Desde sus inicios, Freud estudió las pulsiones y la fuerza del ello, que se empeña en buscar una satisfacción inmediata. Con el tiempo, fue desarrollando distintas ideas en torno a las pulsiones, concluyendo que existen dos fuerzas intrínsecamente ligadas y en lucha constante: Eros (pulsión de vida) y Tanatos (pulsión de muerte). En Más allá del principio del placer (1920/1981a), Freud plantea que el proceso vital implica la interacción entre las pulsiones, las cuales se fusionan y se separan continuamente. En este marco, la pulsión de muerte, aunque originalmente dirigida hacia el sujeto mismo, puede ser desviada por la pulsión de vida, manifestándose como una fuerza destructiva dirigida hacia el mundo exterior. De este modo, aunque la agresión es una manifestación de la pulsión de muerte, cuando se expresa en la relación con los objetos adquiere un dinamismo transformador.
En este mismo texto, Freud expone que las pulsiones de vida y de muerte no existen de manera completamente separada, sino que están entrelazadas en diferentes grados dentro de la psique. Así, ambas pulsiones coexisten y se combinan, lo que impide que no puedan ser completamente aisladas o diferenciadas. Es precisamente esta interacción la que permite que la agresión, lejos de ser únicamente destructiva, se convierta en un motor psíquico, contribuyendo a la diferenciación del sujeto y, por lo tanto, a la construcción del yo.
En El malestar en la cultura (1930/1981b), Freud describe la agresividad como un impulso humano natural y constitutivo. En su análisis, resalta que, si no es elaborada, la agresión puede resultar destructiva. Es en este punto en el que la cultura juega un papel fundamental, ya que, a través de normas y restricciones, busca contener y canalizar la agresión, transformándola en formas de convivencia socialmente aceptables.
Siguiendo las ideas de Freud, Melanie Klein amplía nuestra comprensión de la agresión en Notas sobre algunos mecanismos esquizoparanoides (1946). En éste, escribe cómo la proyección y la escisión desempeñan un papel central en los primeros años de vida. Según Klein, en un intento de proteger los objetos buenos, el bebé expulsa sus impulsos destructivos hacia el exterior. Así, la agresión no sólo representa una amenaza para la cohesión del yo, sino que, de manera paradójica, también es lo que permite su integración y desarrollo.
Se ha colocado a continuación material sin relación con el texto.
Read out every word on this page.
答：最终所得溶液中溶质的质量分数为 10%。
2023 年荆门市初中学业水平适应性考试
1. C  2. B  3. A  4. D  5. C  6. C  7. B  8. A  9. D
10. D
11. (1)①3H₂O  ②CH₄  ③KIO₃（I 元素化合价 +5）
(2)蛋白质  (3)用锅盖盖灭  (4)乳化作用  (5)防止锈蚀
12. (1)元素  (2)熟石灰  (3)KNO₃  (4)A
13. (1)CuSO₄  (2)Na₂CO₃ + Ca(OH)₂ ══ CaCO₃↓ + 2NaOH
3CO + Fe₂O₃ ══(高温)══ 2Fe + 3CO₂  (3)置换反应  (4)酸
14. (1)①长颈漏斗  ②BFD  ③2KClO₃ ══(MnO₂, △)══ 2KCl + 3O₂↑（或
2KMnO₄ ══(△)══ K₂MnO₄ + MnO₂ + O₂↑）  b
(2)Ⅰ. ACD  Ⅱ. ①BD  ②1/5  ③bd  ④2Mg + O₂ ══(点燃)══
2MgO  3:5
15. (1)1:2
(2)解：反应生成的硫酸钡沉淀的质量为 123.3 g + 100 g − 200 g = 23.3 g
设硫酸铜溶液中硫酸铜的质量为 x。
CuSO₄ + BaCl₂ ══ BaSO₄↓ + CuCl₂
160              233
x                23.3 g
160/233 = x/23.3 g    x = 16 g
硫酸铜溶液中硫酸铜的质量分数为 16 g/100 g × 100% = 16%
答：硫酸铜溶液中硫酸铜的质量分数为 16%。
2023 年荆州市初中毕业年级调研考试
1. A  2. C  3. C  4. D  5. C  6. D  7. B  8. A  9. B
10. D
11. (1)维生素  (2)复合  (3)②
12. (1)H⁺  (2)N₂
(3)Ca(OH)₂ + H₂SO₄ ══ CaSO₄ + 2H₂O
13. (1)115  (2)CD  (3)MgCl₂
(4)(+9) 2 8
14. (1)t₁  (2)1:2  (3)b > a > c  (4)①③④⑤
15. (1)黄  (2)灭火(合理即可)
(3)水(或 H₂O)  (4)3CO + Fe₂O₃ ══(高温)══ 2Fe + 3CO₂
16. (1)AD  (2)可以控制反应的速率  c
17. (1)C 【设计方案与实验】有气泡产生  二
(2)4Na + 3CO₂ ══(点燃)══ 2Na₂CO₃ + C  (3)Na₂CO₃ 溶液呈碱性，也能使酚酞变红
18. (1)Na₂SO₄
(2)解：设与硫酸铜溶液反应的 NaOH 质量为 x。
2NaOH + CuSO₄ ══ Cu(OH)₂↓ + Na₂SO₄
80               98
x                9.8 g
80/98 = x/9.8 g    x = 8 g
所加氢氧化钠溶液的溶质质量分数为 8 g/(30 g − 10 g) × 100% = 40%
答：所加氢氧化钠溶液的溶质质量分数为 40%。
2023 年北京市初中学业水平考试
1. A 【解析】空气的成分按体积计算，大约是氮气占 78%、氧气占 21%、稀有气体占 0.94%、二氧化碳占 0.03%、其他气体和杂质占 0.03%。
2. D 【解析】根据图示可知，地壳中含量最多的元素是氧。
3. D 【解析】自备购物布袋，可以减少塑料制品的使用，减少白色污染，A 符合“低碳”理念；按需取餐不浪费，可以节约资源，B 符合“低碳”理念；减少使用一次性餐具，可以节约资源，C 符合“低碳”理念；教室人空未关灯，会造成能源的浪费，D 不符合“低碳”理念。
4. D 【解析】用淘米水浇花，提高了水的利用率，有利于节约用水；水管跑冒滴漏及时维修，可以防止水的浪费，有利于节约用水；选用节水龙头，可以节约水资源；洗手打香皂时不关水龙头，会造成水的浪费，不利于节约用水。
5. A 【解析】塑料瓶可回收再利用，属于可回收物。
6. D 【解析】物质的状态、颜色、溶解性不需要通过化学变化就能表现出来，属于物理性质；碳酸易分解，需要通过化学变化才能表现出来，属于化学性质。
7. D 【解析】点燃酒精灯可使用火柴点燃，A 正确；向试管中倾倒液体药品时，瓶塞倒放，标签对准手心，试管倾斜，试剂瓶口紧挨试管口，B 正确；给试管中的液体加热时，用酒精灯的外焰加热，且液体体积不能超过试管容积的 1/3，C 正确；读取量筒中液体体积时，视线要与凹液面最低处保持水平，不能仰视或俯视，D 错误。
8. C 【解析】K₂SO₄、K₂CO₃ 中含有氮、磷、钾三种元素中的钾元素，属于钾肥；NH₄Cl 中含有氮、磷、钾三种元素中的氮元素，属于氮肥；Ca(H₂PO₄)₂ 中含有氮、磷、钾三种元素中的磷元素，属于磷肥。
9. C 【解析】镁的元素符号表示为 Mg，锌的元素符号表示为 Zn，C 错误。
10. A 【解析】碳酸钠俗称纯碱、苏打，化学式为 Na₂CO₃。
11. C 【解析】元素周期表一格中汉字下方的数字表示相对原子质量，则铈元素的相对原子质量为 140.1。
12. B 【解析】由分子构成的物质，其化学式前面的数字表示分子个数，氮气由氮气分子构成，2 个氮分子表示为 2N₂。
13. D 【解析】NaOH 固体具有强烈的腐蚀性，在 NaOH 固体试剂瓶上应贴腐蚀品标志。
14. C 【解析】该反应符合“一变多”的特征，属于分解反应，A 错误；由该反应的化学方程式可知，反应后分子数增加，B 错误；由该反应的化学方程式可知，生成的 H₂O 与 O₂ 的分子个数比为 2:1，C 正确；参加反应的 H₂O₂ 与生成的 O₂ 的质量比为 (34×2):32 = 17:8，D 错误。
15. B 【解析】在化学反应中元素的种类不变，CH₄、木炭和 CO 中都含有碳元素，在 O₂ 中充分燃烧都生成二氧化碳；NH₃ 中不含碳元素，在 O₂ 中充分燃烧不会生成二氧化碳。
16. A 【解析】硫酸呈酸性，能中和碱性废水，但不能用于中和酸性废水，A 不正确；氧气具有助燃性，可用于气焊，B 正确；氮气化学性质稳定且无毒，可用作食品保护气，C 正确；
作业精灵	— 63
Sin embargo, para que este proceso de integración se realice de manera efectiva y la agresión sirva como motor psíquico, es necesario un componente de gratitud, que permita transformar esa agresividad en formas más constructivas.
Por su parte, Bion (1962) desarrolla una perspectiva en la que la agresión, lejos de ser simplemente un problema, puede transformarse en pensamiento a través de la función alfa.
Para él, la mente no nace con la capacidad de pensar, sino que esta debe desarrollarse en el vínculo con un otro capaz de recibir, contener y transformar las emociones primitivas del bebé. En este sentido, la madre o el analista, a través de la función de continente, pueden metabolizar las experiencias emocionales caóticas, incluyendo la agresión, y devolverlas en una forma digerible para el sujeto.
En este modelo, la agresión no es eliminada ni reprimida, sino que puede ser pensada y simbolizada en lugar de ser descargada de manera impulsiva o quedar atrapada en estados de fragmentación psíquica. Es precisamente este proceso de transformación el que permite que la agresión se integre al pensamiento y a la construcción del mundo interno. Como señala Bion (1962), el pensamiento surge a partir de la transformación de emociones primitivas, entre ellas la agresión. En este sentido, la función alfa permite dar significado a las experiencias emocionales y facilita la integración de los impulsos agresivos. Al operar sobre estos elementos emocionales, la función alfa posibilita el desarrollo de la capacidad de pensar y tolerar la frustración, evitando que la agresión quede en un estado crudo y desbordante.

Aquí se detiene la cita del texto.